The business will have “a heart and a soul,” Brad says. The heart being the manufacturing facility, and the soul being the Gratitude Room. “This is where we’ll feature someone who has engaged in extraordinary service, either in uniform or public service,” Jessica Halling says. The Gratitude Room will be a museum-like tribute to its current honoree, with new whiskey batches labeled to recognize them. Products include Sergeant’s Valor, a Gratitude Tribute series, the first honoring the pilots and crew of Super 62, a helicopter struck in Mogadishu, Somalia, in 1993.
The complex will have a bar and kitchen, patio area with music and an event space.
The Hallings plan a Profiles of Extraordinary Service feature, with opportunities to be part of a discussion led by someone local, where guests can learn and interact.
And they will have Founders Hall. “It’s going to tell our entrepreneurial journey, starting in March 2019, how we put together a business plan, how we raised the money, how we gained private investment,” Halling says. “We have one institutional investor, one entrepreneurial investor and we participated in an eight-week intensive review of our plan that culminated at the Pentagon in McLean, Virginia. The story is, how hard it is (to start a business). It’s hard. But we are just two Army veterans, and if you have the determination and tenacity and the energy, you can do it.”
Tyler Cook is CEO and founder of Latitude Builders. He graduated from East Carolina University in 2013 and worked in commercial and residential construction. In 2019, he and his wife Emily founded Latitude, which became Southern Pines’ turnkey custom builder that won Moore County Home of the Year and Best of the Pines.
Veterans are part of their success story:
Josh Duplex, their director of construction, received a Purple Heart from time served in Afghanistan.

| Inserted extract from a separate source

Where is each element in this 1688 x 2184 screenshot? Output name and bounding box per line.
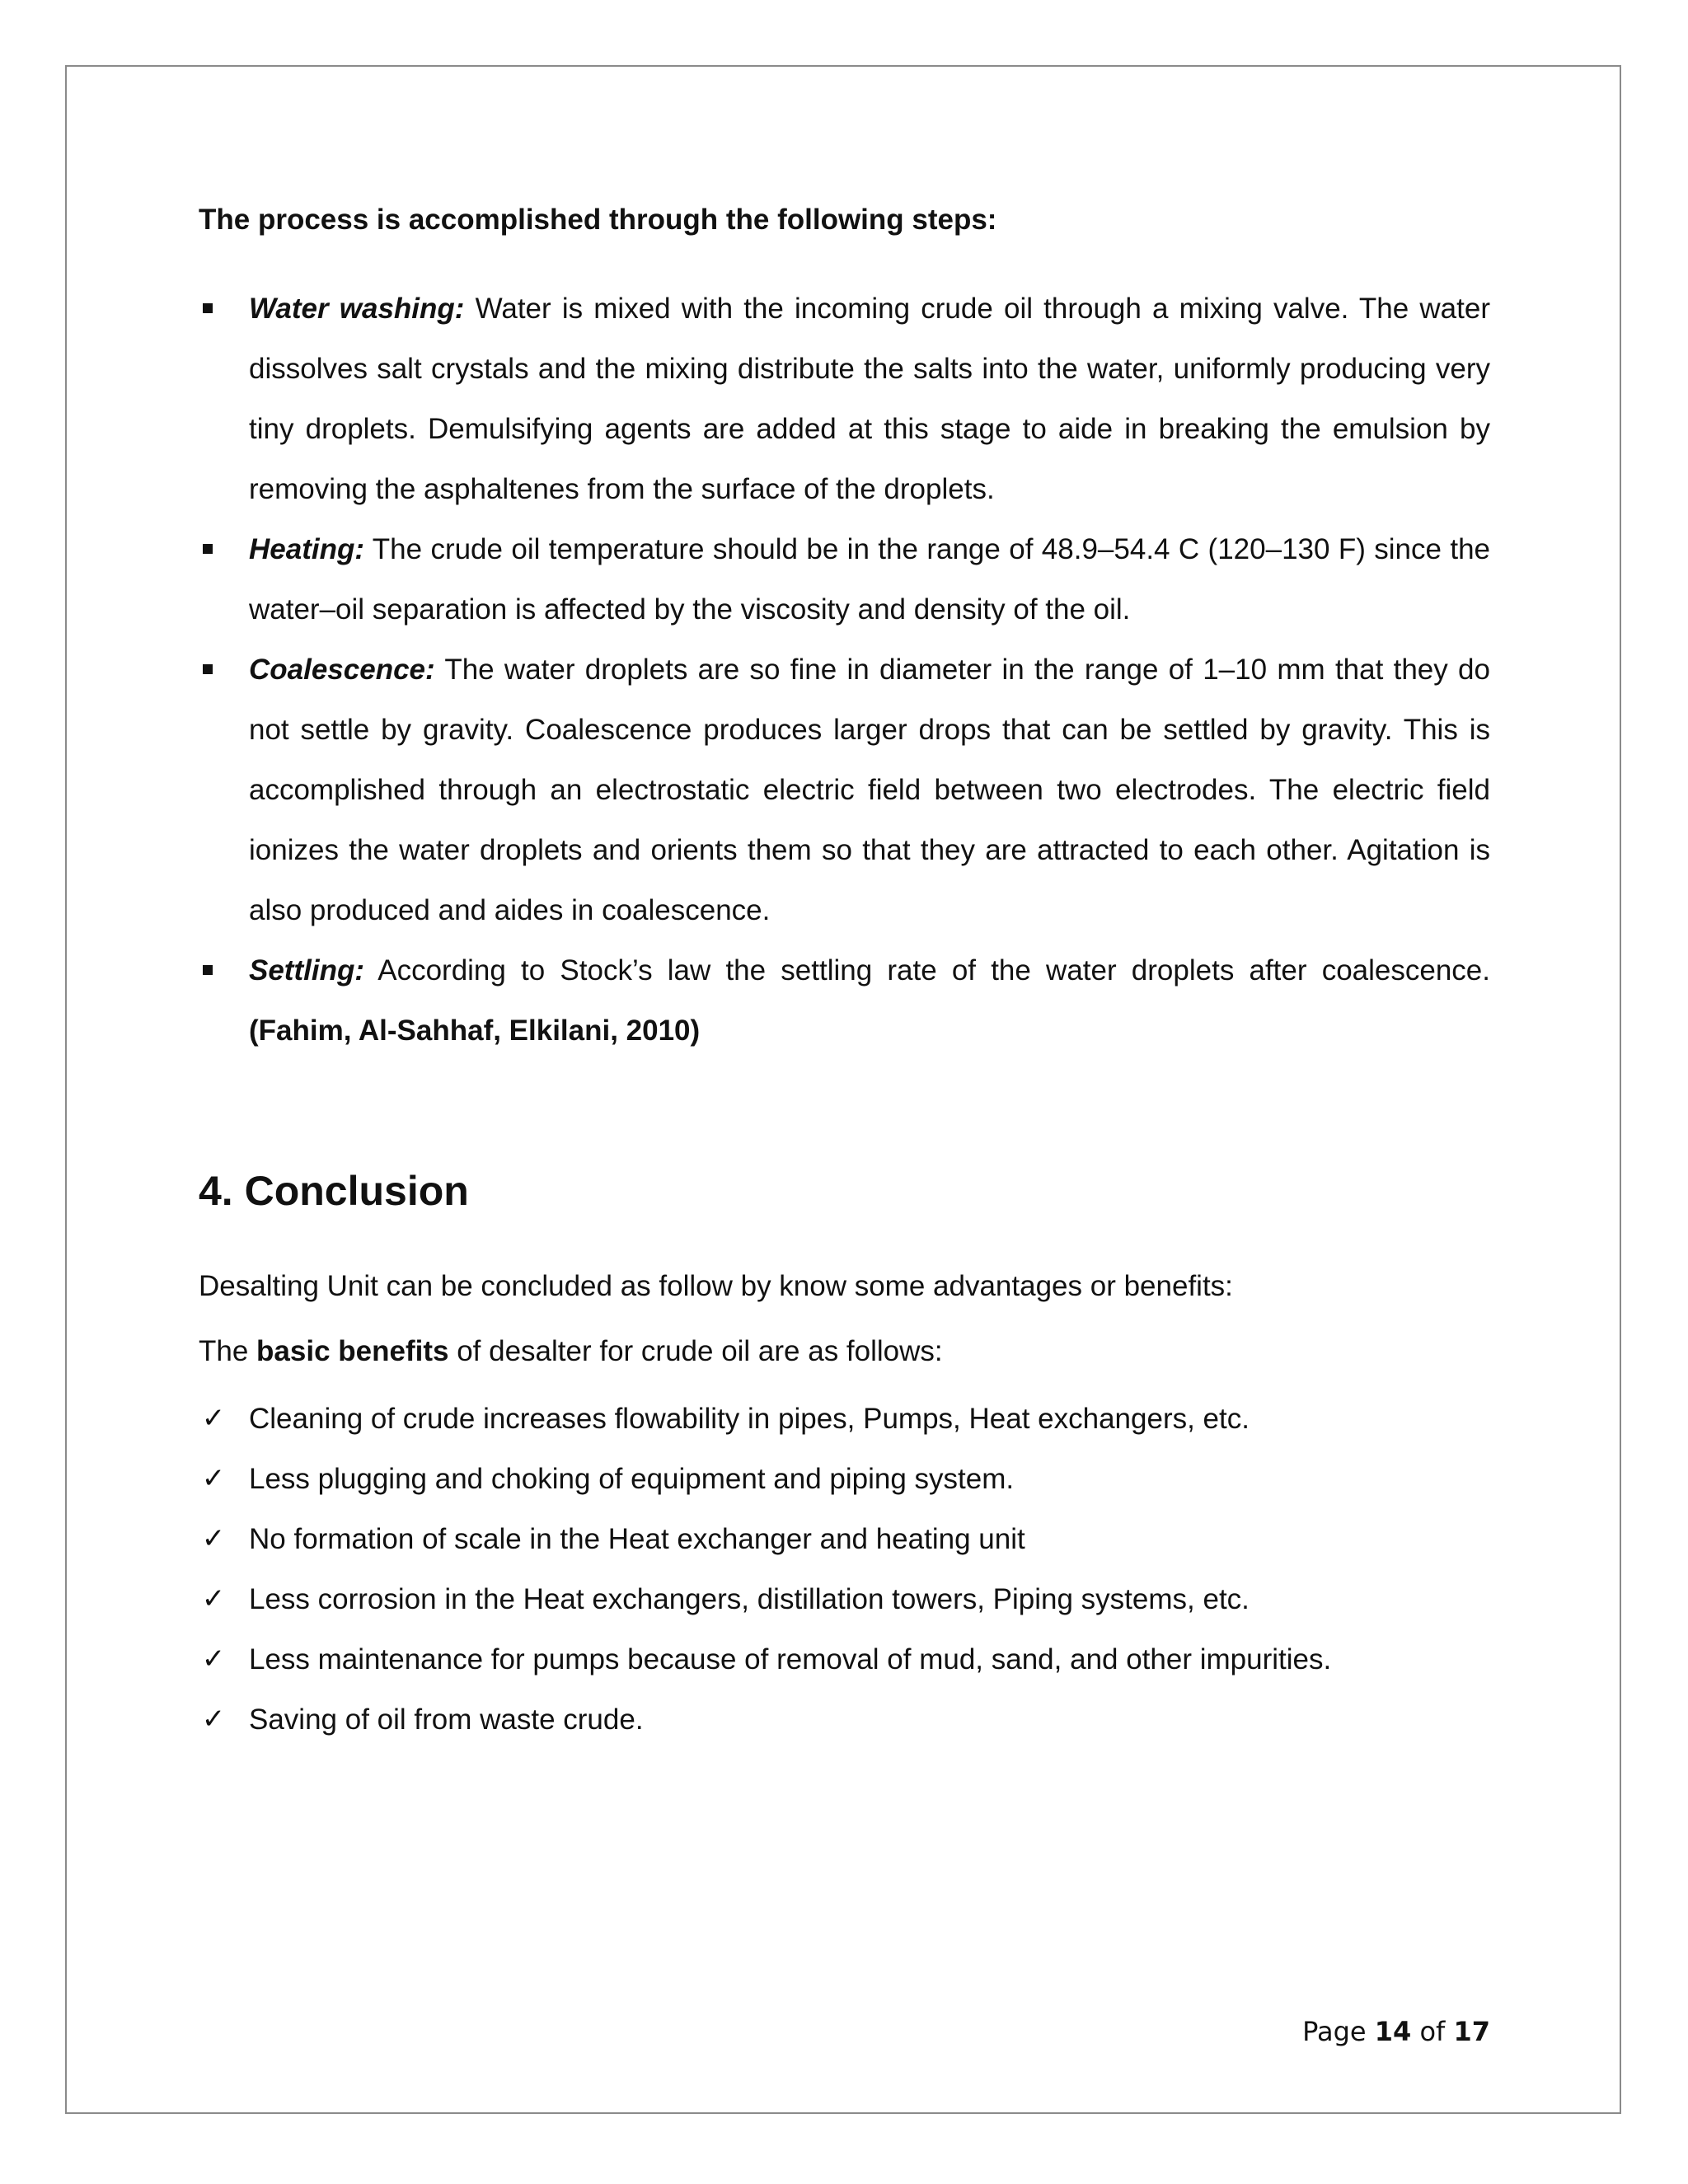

Project Manager Jamie Thomas, is retired from the Army, and their selections coordinator’s husband is deployed overseas.
Cook says his work also includes constructing homes for injured military and that he sponsors several local fundraisers and charity events that benefit local veterans.
“Our commitment goes beyond construction,” he says. “We build lasting relationships and treat our clients as part of our family.”
Some of Latitude Builders neighborhoods include Forest Creek, Fairwoods on 7, National #9, Mid South Club, Foxfire’s Grande Pines, Seven Lakes West and the Country Club of N.C., according to a company spokesperson. The Cooks estimate more than 100 homes have been built since the business’ inception in 2019, with a staff of 11. The current price range for their custom homes are $1 million-plus.
He recently launched Longitude Planning Group, a landscaping architectural company.
“We’re proud to be part of the fabric of Moore County, building custom homes that are as welcoming and genuine as the people who live in them,” he says.
For the Hallings, that mission is the same, but different.
“It was really important to create an environment where we could show and convey the true quality of the military veteran and their families, and for private citizens to feel welcome also,” Hallings says. “It’s important to us to be ambassadors to Southern Pines, to Moore County, and to convey through those images (in the building) the quality of the population we come from.” ■
— Kathy Blake is a writer from eastern North Carolina.